PWI Aceh Jaya Terima Mahasiswa Magang dari UTU Meulaboh

Redaksi
Ketua PWI Aceh Jaya Hendra bersama Dosen UTU Meulaboh Aceh Barat Al Zuhri memperlihatkan MoU kerjasama bidang mahasiswa magang Selasa (1/2).

Habakini | Aceh Jaya – Universitas Teuku Umar Meulaboh Kabupaten Aceh Barat menjalin kerjasama bidang pendidikan lapangan mahasiswa magang dengan Persatuan Wartawan Indonesia (PWI) Kabupaten Aceh Jaya, Selasa (1/2/2022).

Ketua PWI Aceh Jaya Hendra mengatakan  Persatuan Wartawan Indonesia bukan hanya wadah tempat berkumpulnya para insan media (wartawan) juga menjadi sebagai tempat implementasi ilmu bagi para mahasiswa terutama bidang Komunikasi.

“Memang ini merupakan kerja sama perdana kita dengan pihak Universitas Teuku Umar (UTU) dan ini  akan terus berlanjut karena tugas mendidik itu tidak hanya didapatkan di Sekolah atau pun Universitas namun juga implementasi di lapangan,” kata Ketua PWI Aceh Jaya Hendra, Selasa.

Menurut dia kerja sama yang telah terbangun tersebut akan dilakukan secara berkelanjutan guna meningkatkan sumber daya manusia di perguruan tinggi tersebut.

Dosen Ilmu Komunikasi UTU, Al Zuhri mengatakan program magang tersebut merupakan bagian dari konsep Merdeka Belajar – Kampus Merdeka (MBKM) yang diusung Kementerian Pendidikan, Kebudayaan, Riset, dan Teknologi.

“Kegiatan ini juga merupakan ikhtiar kampus, fakultas, dan program studi untuk mendorong mahasiswa familiar dan terbiasa dengan realita dunia kerja,” katanya.

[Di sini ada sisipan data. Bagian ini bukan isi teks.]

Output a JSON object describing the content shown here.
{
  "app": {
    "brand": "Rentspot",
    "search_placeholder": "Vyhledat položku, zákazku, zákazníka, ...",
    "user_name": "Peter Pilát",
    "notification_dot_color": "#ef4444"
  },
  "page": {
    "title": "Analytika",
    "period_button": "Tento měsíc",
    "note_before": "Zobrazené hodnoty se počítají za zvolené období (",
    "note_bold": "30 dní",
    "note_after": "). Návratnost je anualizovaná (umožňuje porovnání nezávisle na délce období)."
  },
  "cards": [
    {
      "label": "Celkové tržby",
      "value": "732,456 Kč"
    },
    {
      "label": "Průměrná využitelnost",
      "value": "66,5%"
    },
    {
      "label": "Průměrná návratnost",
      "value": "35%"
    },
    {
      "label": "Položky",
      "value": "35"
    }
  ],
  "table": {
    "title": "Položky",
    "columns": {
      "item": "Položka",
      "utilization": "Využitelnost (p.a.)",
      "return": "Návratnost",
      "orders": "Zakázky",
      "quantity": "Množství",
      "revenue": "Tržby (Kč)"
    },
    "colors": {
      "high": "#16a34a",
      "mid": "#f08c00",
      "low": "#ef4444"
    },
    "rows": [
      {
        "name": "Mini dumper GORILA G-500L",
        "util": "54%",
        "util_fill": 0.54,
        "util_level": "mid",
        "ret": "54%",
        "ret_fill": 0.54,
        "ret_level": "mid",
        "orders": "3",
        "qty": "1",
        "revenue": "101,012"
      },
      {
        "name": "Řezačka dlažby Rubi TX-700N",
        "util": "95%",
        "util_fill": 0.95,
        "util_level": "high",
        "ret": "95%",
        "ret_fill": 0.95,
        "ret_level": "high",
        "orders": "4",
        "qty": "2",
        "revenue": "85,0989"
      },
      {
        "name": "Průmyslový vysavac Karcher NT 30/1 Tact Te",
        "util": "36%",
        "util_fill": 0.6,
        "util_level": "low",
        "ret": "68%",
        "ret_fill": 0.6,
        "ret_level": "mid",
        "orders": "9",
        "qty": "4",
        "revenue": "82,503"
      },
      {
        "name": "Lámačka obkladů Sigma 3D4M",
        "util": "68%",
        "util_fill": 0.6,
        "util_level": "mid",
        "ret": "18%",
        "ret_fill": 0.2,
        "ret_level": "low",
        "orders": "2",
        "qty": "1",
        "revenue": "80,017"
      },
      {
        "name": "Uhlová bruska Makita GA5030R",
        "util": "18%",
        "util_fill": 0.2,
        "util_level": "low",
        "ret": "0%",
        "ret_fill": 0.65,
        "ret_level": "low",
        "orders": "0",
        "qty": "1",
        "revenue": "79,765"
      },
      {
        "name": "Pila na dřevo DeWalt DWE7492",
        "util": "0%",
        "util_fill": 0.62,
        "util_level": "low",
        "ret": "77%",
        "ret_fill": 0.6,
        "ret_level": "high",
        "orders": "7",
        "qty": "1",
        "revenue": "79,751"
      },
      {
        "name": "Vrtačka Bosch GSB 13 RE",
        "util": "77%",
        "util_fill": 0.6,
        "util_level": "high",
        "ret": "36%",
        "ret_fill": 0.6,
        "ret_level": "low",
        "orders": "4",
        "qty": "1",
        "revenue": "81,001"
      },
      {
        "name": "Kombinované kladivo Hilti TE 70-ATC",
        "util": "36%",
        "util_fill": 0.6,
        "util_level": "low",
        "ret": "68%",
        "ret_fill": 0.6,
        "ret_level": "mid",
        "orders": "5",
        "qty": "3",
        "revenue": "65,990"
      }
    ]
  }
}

Ia mengatakan program tersebut dipandang mampu meningkatkan kompetensi mahasiswa baik dalam hard skills maupun soft skills, sehingga ketika mereka lulus nantinya benar-benar telah siap terjun dan cepat beradaptasi dengan situasi dunia kerja yang ada.

Ia menambahkan program magang tersebut merupakan pemenuhan standar Indikator Kinerja Utama (IKU) perguruan tinggi poin dua yakni mahasiswa memperoleh pengalaman di luar kampus salah satunya dengan program magang.

Program tersebut mengusung konsep learning by doing yakni proses belajar berjalan sambil melakukan sesuatu yang nyata dalam kehidupan.

“Kami berharap mahasiswa memiliki pengalaman aktual, empiris, dan faktual dalam proses belajar yang ditempuh,” pungkasnya.